Eksploitasi anak dan pelecehan seksual
Penggunaan AI yang paling mengkhawatirkan adalah untuk menciptakan konten pelecehan anak. Teknologi generatif AI memungkinkan pelaku membuat ribuan gambar dan video pelecehan seksual anak secara sintetik, yang semuanya ilegal.
Murray menyoroti kasus Hugh Nelson (27), seorang pria dari Bolton yang dihukum 18 tahun penjara setelah menawarkan layanan pembuatan gambar pelecehan anak berbasis AI kepada jaringan pedofil daring.
Selain itu, AI juga dimanfaatkan dalam praktik "sextortion," yaitu pemerasan dengan ancaman menyebarkan gambar tidak senonoh korban. Pelaku sering memanipulasi foto yang diambil dari media sosial untuk membuat gambar telanjang menggunakan teknologi "nudify."
"Kita berbicara tentang ribuan dan ribuan dan ribuan gambar," kata Murray.
"Semua gambar, baik sintetis maupun tidak, melanggar hukum, dan orang-orang menggunakan AI generatif untuk membuat gambar anak-anak yang melakukan hal-hal yang paling mengerikan." tambahnya
Kejahatan siber dan radikalisasi
AI juga digunakan untuk kejahatan siber, seperti menyuruh AI untuk menemukan celah keamanan dalam perangkat lunak atau kode tertentu.
"Sebagian besar kejahatan AI saat ini berkisar pada gambar pelecehan anak dan penipuan, tetapi ada banyak potensi ancaman," ujar Murray.
Ancaman radikalisasi melalui AI juga menjadi perhatian, terutama setelah seorang pria yang mencoba menyerang Ratu Elizabeth II dengan crossbow pada 2021 mengaku mendapatkan dorongan dari chatbot berbasis AI.
Peninjau independen legislasi terorisme Inggris, Jonathan Hall, mengungkapkan bahwa chatbot bisa digunakan untuk menyebarkan propaganda, memfasilitasi perencanaan serangan, atau bahkan menciptakan figur radikal. Hall mengilustrasikan betapa mudahnya ia membuat chatbot Osama bin Laden menggunakan platform AI komersial.
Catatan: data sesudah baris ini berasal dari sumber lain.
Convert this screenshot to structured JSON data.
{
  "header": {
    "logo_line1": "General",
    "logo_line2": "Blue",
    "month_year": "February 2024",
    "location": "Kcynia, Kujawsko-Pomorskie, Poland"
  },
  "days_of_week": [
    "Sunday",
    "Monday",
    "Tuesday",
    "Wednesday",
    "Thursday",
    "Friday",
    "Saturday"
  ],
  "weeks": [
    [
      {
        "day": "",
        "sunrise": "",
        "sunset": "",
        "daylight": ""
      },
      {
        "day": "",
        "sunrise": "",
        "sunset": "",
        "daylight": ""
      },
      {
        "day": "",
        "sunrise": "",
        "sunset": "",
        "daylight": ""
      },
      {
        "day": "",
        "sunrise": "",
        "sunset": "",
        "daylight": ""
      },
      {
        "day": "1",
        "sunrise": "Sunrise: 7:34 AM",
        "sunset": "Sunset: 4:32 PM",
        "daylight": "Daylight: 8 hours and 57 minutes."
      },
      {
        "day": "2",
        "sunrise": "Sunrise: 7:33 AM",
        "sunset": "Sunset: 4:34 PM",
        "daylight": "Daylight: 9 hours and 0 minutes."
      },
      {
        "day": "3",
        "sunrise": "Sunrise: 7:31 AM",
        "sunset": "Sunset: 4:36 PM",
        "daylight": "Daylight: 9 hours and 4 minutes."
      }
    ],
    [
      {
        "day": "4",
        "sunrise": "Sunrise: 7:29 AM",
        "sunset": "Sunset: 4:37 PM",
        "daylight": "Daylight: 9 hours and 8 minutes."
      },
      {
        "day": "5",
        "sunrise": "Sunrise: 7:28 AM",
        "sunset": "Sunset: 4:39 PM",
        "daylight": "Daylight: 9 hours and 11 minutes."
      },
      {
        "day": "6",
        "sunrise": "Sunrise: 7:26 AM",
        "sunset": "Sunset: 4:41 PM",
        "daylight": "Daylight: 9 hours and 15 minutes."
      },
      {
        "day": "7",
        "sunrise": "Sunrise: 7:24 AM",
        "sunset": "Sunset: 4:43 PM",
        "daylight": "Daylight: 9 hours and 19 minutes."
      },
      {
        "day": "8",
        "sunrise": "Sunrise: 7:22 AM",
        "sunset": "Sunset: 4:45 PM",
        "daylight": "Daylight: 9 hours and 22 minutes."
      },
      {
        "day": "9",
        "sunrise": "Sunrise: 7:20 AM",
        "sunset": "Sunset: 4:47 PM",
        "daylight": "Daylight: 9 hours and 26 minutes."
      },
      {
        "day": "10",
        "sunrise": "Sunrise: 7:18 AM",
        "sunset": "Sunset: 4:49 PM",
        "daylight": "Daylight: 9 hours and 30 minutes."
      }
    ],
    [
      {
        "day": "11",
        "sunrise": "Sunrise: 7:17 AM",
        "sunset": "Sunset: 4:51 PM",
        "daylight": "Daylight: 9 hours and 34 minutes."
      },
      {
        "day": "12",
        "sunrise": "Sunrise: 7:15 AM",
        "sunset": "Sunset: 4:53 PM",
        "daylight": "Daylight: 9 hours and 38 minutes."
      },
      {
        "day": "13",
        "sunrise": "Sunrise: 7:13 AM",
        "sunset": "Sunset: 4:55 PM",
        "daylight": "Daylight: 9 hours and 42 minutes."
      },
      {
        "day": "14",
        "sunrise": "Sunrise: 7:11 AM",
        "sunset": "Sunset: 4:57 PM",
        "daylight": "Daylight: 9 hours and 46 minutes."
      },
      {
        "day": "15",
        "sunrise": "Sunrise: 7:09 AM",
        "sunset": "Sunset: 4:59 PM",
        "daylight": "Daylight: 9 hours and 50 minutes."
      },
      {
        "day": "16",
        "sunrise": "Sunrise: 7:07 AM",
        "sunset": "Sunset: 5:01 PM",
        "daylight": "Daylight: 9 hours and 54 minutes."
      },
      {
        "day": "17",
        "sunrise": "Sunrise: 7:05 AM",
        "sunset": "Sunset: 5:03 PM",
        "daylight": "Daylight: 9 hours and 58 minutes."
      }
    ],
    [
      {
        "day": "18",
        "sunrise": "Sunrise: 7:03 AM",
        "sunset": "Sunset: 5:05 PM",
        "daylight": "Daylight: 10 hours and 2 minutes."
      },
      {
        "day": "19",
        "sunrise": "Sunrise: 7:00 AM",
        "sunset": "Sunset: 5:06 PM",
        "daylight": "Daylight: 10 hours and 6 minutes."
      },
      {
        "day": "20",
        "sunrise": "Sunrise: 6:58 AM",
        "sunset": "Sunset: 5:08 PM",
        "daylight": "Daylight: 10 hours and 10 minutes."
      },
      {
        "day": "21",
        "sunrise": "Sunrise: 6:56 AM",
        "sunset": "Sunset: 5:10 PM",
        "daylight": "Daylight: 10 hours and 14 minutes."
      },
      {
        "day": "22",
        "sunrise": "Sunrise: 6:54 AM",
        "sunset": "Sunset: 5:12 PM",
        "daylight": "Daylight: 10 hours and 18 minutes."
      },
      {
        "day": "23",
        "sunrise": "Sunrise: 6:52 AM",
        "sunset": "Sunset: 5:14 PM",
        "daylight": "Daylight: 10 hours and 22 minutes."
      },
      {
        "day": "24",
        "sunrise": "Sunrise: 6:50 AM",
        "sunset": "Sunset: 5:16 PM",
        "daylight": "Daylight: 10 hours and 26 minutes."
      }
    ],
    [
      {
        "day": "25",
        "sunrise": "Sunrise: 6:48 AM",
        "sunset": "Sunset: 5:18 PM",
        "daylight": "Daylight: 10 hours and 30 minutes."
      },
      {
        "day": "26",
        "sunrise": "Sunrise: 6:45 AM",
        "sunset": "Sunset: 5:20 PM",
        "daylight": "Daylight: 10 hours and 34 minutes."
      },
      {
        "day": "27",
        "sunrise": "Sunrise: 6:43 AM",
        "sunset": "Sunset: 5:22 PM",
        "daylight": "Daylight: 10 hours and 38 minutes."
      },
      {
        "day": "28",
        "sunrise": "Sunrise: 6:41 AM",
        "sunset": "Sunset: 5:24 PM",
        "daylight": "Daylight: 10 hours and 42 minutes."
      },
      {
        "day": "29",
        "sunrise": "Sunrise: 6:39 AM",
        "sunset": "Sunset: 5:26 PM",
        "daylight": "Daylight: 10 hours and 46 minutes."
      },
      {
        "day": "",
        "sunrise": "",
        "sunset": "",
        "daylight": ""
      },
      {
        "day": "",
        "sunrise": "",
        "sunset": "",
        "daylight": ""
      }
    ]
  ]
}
"Meskipun kita tidak tahu persis bagaimana AI generatif akan dieksploitasi oleh teroris, kita memerlukan pemahaman bersama tentang AI generatif dan keyakinan untuk bertindak, dan tentu saja bukan reaksi yang mengatakan: 'Ini terlalu sulit.'," Hall memperingatkan dalam pidatonya di Lancaster House bulan lalu.
Murray menekankan bahwa pesatnya perkembangan AI generatif, baik dalam pembuatan teks maupun gambar, memperbesar risiko penyalahgunaan teknologi ini di masa depan.
"Orang-orang yang menggunakan perangkat lunak semacam ini saat ini masih tergolong orang-orang yang terbatas, tetapi akan menjadi sangat mudah digunakan. Kemudahan masuk, realisme, dan ketersediaan adalah tiga vektor yang mungkin akan meningkat," tutur Murray.
Ia memperingatkan bahwa polisi harus bertindak cepat untuk menghadapi ancaman ini. "Antara sekarang hingga 2029, kita akan melihat peningkatan signifikan dalam berbagai jenis kejahatan ini, dan kami ingin mencegahnya," tambahnya.